On defense matters, Mr. Chien said a state of equilibrium now exists between Taiwan and the mainland, with the island enjoying "qualitative arms superiority" while the mainland has "quantitative superiority."

"The real concern is that, say five years down the road, the mainland could achieve superiority in quantity and quality unless a vigorous arms sales program by the United States continues."

Taiwan, in the five decades since Chiang Kai-shek's forces fled there from the communists on the mainland, has transformed itself into one of the world's most freemarket-oriented nations and from a Nationalist Party dictatorship to a multi-party democracy.

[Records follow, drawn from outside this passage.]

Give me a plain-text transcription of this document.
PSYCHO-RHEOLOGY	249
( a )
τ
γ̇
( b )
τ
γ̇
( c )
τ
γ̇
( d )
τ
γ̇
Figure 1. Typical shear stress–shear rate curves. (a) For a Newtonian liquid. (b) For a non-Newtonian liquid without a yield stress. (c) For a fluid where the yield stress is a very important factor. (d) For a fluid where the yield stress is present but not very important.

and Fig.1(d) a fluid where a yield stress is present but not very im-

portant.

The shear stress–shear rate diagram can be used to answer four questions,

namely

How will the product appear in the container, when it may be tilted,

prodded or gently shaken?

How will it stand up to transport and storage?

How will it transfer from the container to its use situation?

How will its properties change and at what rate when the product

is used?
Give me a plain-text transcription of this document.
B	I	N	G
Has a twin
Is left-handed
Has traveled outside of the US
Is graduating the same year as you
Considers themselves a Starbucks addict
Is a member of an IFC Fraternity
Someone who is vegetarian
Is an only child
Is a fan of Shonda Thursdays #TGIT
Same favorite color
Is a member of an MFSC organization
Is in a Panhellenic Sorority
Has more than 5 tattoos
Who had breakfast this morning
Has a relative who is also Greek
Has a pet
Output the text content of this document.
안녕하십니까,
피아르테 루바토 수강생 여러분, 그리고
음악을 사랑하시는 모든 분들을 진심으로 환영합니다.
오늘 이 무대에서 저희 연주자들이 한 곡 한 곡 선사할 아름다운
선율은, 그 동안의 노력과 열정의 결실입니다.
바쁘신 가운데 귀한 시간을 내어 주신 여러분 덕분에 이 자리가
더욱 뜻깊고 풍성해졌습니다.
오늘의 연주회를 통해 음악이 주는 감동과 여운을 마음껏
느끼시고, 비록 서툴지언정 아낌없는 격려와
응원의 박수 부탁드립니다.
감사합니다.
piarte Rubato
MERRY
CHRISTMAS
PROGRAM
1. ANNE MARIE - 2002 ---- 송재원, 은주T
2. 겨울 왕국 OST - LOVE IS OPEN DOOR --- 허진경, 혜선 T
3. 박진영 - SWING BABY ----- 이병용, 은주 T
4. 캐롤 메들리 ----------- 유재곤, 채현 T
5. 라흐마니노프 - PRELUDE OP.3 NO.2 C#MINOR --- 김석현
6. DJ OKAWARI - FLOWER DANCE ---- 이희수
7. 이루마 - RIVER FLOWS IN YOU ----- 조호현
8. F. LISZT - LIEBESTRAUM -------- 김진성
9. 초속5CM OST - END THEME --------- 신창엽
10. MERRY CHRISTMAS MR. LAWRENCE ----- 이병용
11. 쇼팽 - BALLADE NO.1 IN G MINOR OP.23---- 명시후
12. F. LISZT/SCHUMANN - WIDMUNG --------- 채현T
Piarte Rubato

Mr. Chen has said repeatedly that he cannot abandon the Taiwan government's sovereignty.

This mixture of firmness and conciliation has enabled Mr. Chen to maintain his popularity, which skyrocketed in March when he defeated the Nationalist Party candidate to end five decades of one-party rule.

"The Chen government is still riding a wave of popularity," Mr. Chien said. "It is not as high as the 80 percent approval when he took office in April, it's about 60 percent now."

Mr. Chien also disclosed that he had sent a letter to a representative of the U.S. government, describing the strong antipathy aroused in Chinese communities in the United States over the Justice Department's handling of the Wen Ho Lee spy case.

The implication was that the communities viewed the case as tinged with racism.

Lee, 60, pleaded guilty to illegally transferring secret data from classified computers at the Los Alamos National Laboratory in New Mexico and then downloading the information to a computer at a location he knew was unsecured.

The data included information on the design, manufacture and use of nuclear weapons.

Mr. Chien, who was foreign minister in the last administration and held several high posts before that, is director of Taipei Economic and Cultural Representative Office, Taiwan's de facto embassy in the United States.

The office was created as a vehicle for Taiwan to conduct normal government-to-government affairs in the absence of official recognition.

U.S.-Taiwan relations are governed by the Taiwan Relations Act, which provides for arms sales sufficient to maintain the island's defense.